Hacker News new | ask | show | jobs
by apk-d 2224 days ago
Maybe my monkey programmer brain is broken already from doing syntax parsing all day, but I can never imagine any context where this formatting makes sense. I always place quotation marks "like this". The other way is not even consistent with the conventional parentheses placement (like this).
3 comments

I think it makes sense to include the punctuation inside the quotes if you are quoting the punctuation, and not if you are not.
That’s what I stick to. If a sentence begins and ends within a quote, the stop is also within the quote. If the sentence starts outside of quotes, I end it outside of quotes, regardless of whether it’s “correct”.
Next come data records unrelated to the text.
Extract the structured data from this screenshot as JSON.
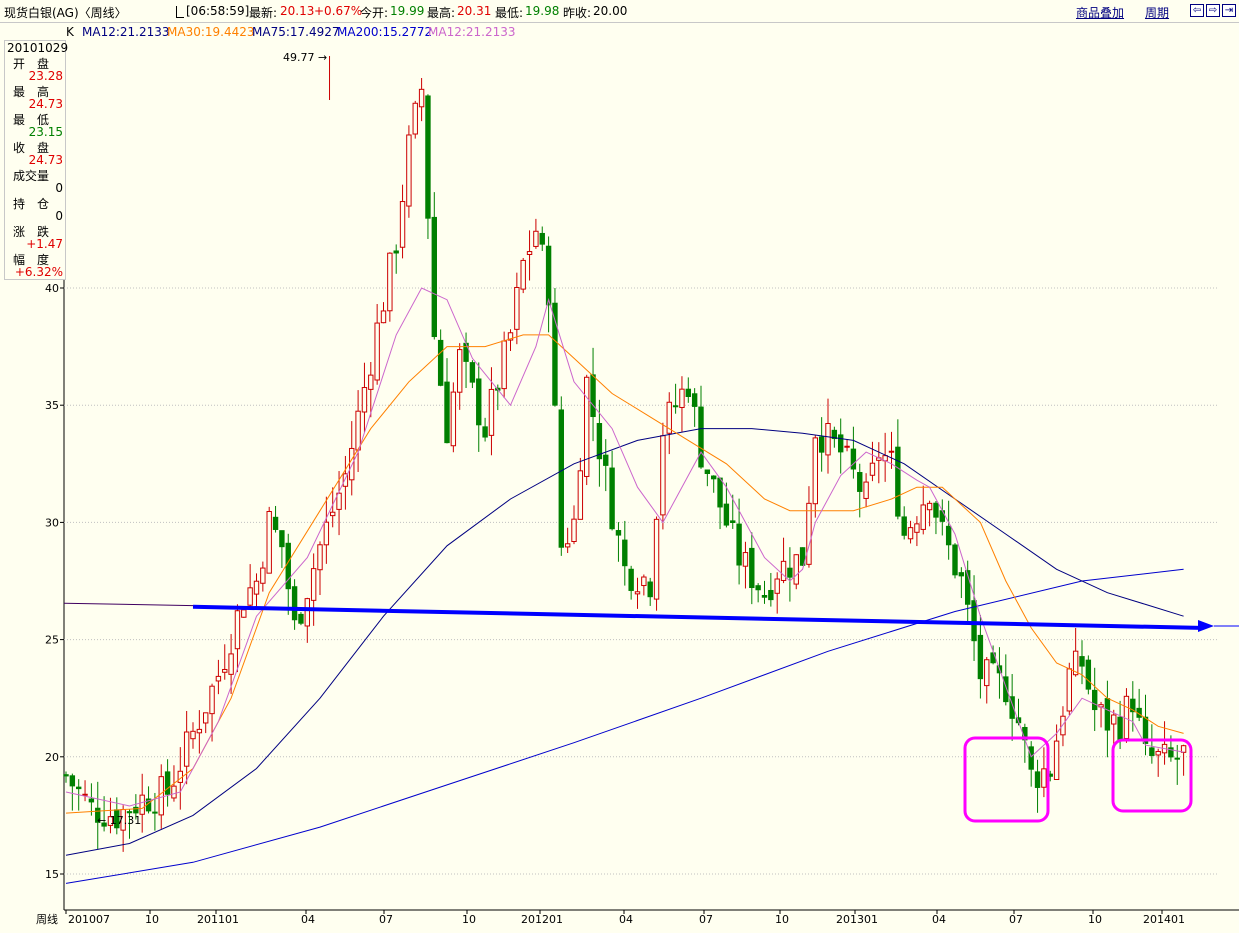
{
  "header": {
    "instrument": "现货白银(AG)〈周线〉",
    "time": "[06:58:59]",
    "last_label": "最新:",
    "last_value": "20.13",
    "change_pct": "+0.67%",
    "open_label": "今开:",
    "open_value": "19.99",
    "high_label": "最高:",
    "high_value": "20.31",
    "low_label": "最低:",
    "low_value": "19.98",
    "prev_label": "昨收:",
    "prev_value": "20.00",
    "overlay_link": "商品叠加",
    "period_link": "周期",
    "nav_left": "⇦",
    "nav_right": "⇨",
    "nav_end": "⇥"
  },
  "legend": {
    "k": "K",
    "ma12": "MA12:21.2133",
    "ma30": "MA30:19.4423",
    "ma75": "MA75:17.4927",
    "ma200": "MA200:15.2772",
    "ma12b": "MA12:21.2133"
  },
  "info": {
    "date": "20101029",
    "open_label": "开盘",
    "open": "23.28",
    "high_label": "最高",
    "high": "24.73",
    "low_label": "最低",
    "low": "23.15",
    "close_label": "收盘",
    "close": "24.73",
    "volume_label": "成交量",
    "volume": "0",
    "oi_label": "持仓",
    "oi": "0",
    "chg_label": "涨跌",
    "chg": "+1.47",
    "amp_label": "幅度",
    "amp": "+6.32%"
  },
  "colors": {
    "up": "#cc0000",
    "down": "#008000",
    "ma12": "#cc66cc",
    "ma30": "#ff8000",
    "ma75": "#000080",
    "ma200": "#0000cc",
    "trend": "#0000ff",
    "box": "#ff00ff",
    "grid": "#c0c0c0"
  },
  "chart_data": {
    "type": "candlestick",
    "title": "现货白银(AG)〈周线〉",
    "period_label": "周线",
    "y_ticks": [
      15,
      20,
      25,
      30,
      35,
      40
    ],
    "ylim": [
      14,
      51
    ],
    "x_ticks": [
      "201007",
      "10",
      "201101",
      "04",
      "07",
      "10",
      "201201",
      "04",
      "07",
      "10",
      "201301",
      "04",
      "07",
      "10",
      "201401"
    ],
    "annotations": {
      "max_label": "49.77",
      "min_label": "17.31"
    },
    "price_path": [
      [
        0,
        19.2
      ],
      [
        4,
        17.8
      ],
      [
        8,
        17.5
      ],
      [
        12,
        18.2
      ],
      [
        16,
        18.5
      ],
      [
        20,
        21
      ],
      [
        24,
        23.5
      ],
      [
        28,
        26.8
      ],
      [
        30,
        27.5
      ],
      [
        32,
        30
      ],
      [
        34,
        29
      ],
      [
        36,
        25.5
      ],
      [
        40,
        29
      ],
      [
        44,
        32
      ],
      [
        48,
        37
      ],
      [
        52,
        42
      ],
      [
        54,
        46
      ],
      [
        56,
        48.5
      ],
      [
        58,
        38
      ],
      [
        60,
        34
      ],
      [
        62,
        37
      ],
      [
        66,
        34
      ],
      [
        70,
        38
      ],
      [
        72,
        41
      ],
      [
        74,
        42.5
      ],
      [
        76,
        40
      ],
      [
        78,
        29
      ],
      [
        80,
        30
      ],
      [
        82,
        36
      ],
      [
        86,
        30.5
      ],
      [
        88,
        28
      ],
      [
        92,
        27.5
      ],
      [
        94,
        34
      ],
      [
        98,
        36
      ],
      [
        100,
        33
      ],
      [
        104,
        30
      ],
      [
        106,
        28.5
      ],
      [
        110,
        27
      ],
      [
        112,
        28
      ],
      [
        116,
        28.5
      ],
      [
        118,
        34
      ],
      [
        122,
        33
      ],
      [
        124,
        32
      ],
      [
        126,
        31
      ],
      [
        128,
        33
      ],
      [
        130,
        32.5
      ],
      [
        132,
        29.5
      ],
      [
        136,
        31.5
      ],
      [
        138,
        29.5
      ],
      [
        141,
        27.5
      ],
      [
        144,
        23.5
      ],
      [
        148,
        23
      ],
      [
        150,
        21.5
      ],
      [
        152,
        19.2
      ],
      [
        155,
        19.5
      ],
      [
        158,
        23.5
      ],
      [
        160,
        24
      ],
      [
        162,
        22
      ],
      [
        164,
        21.5
      ],
      [
        166,
        21.5
      ],
      [
        168,
        22.5
      ],
      [
        170,
        20
      ],
      [
        174,
        19.8
      ],
      [
        176,
        20.1
      ]
    ],
    "ma12_path": [
      [
        0,
        18.5
      ],
      [
        10,
        17.9
      ],
      [
        18,
        18.5
      ],
      [
        24,
        21.5
      ],
      [
        30,
        26
      ],
      [
        38,
        28.5
      ],
      [
        46,
        33
      ],
      [
        52,
        38
      ],
      [
        56,
        40
      ],
      [
        60,
        39.5
      ],
      [
        64,
        37
      ],
      [
        70,
        35
      ],
      [
        74,
        37.5
      ],
      [
        76,
        39.5
      ],
      [
        80,
        36
      ],
      [
        86,
        34
      ],
      [
        90,
        31.5
      ],
      [
        94,
        30
      ],
      [
        98,
        32
      ],
      [
        100,
        33
      ],
      [
        104,
        31.5
      ],
      [
        110,
        28.5
      ],
      [
        114,
        27.5
      ],
      [
        116,
        28
      ],
      [
        118,
        30
      ],
      [
        122,
        32
      ],
      [
        126,
        33
      ],
      [
        130,
        32.5
      ],
      [
        134,
        31.8
      ],
      [
        136,
        31.5
      ],
      [
        140,
        29.5
      ],
      [
        144,
        26
      ],
      [
        148,
        23
      ],
      [
        150,
        21.5
      ],
      [
        152,
        20
      ],
      [
        156,
        21
      ],
      [
        160,
        22.5
      ],
      [
        164,
        22
      ],
      [
        168,
        21.5
      ],
      [
        170,
        20.5
      ],
      [
        176,
        20.2
      ]
    ],
    "ma30_path": [
      [
        0,
        17.6
      ],
      [
        12,
        17.8
      ],
      [
        20,
        19.5
      ],
      [
        26,
        22.5
      ],
      [
        32,
        27
      ],
      [
        40,
        30.5
      ],
      [
        48,
        34
      ],
      [
        54,
        36
      ],
      [
        60,
        37.5
      ],
      [
        66,
        37.5
      ],
      [
        72,
        38
      ],
      [
        76,
        38
      ],
      [
        80,
        37
      ],
      [
        86,
        35.5
      ],
      [
        92,
        34.5
      ],
      [
        98,
        33.5
      ],
      [
        104,
        32.5
      ],
      [
        110,
        31
      ],
      [
        114,
        30.5
      ],
      [
        118,
        30.5
      ],
      [
        124,
        30.5
      ],
      [
        130,
        31
      ],
      [
        134,
        31.5
      ],
      [
        138,
        31.5
      ],
      [
        140,
        31
      ],
      [
        144,
        30
      ],
      [
        148,
        27.5
      ],
      [
        152,
        25.5
      ],
      [
        156,
        24
      ],
      [
        160,
        23.5
      ],
      [
        164,
        22.5
      ],
      [
        168,
        22
      ],
      [
        172,
        21.3
      ],
      [
        176,
        21
      ]
    ],
    "ma75_path": [
      [
        0,
        15.8
      ],
      [
        10,
        16.3
      ],
      [
        20,
        17.5
      ],
      [
        30,
        19.5
      ],
      [
        40,
        22.5
      ],
      [
        50,
        26
      ],
      [
        60,
        29
      ],
      [
        70,
        31
      ],
      [
        80,
        32.5
      ],
      [
        90,
        33.5
      ],
      [
        100,
        34
      ],
      [
        108,
        34
      ],
      [
        116,
        33.8
      ],
      [
        124,
        33.5
      ],
      [
        132,
        32.5
      ],
      [
        140,
        31
      ],
      [
        148,
        29.5
      ],
      [
        156,
        28
      ],
      [
        164,
        27
      ],
      [
        170,
        26.5
      ],
      [
        176,
        26
      ]
    ],
    "ma200_path": [
      [
        0,
        14.6
      ],
      [
        20,
        15.5
      ],
      [
        40,
        17.0
      ],
      [
        60,
        18.8
      ],
      [
        80,
        20.6
      ],
      [
        100,
        22.5
      ],
      [
        120,
        24.5
      ],
      [
        140,
        26.2
      ],
      [
        160,
        27.5
      ],
      [
        176,
        28
      ]
    ],
    "trend_line": [
      [
        20,
        26.4
      ],
      [
        177,
        25.5
      ]
    ]
  }
}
This is what I do. Technical writing should communicate your ideas to the reader as clearly as possible. Sometimes I think people who focus too much on 'correctness' in grammar and such forget writing and language is used to communicate, that's it's primary purpose. If rules leave ambiguity in the intent of the communication, maybe those rules just kind of suck.
But then technically you’d need to add additional punctuation to actually end the outer sentence, “like this!”. I have a firm preference of putting punctuation that does not belong to the quote itself outside of it, and when I want to add punctuation that does belong to the quote inside, I usually work around the problem above by just putting the quote after a colon: “like this!”
The english language is full of idiosyncrasies that don't quite make sense. Punc-quote is the correct "formal" way but informally you're free to do anything you want.
I think that's only necessarily true for the US.

Edit: I mean the punctuation inside of the quotes being traditional.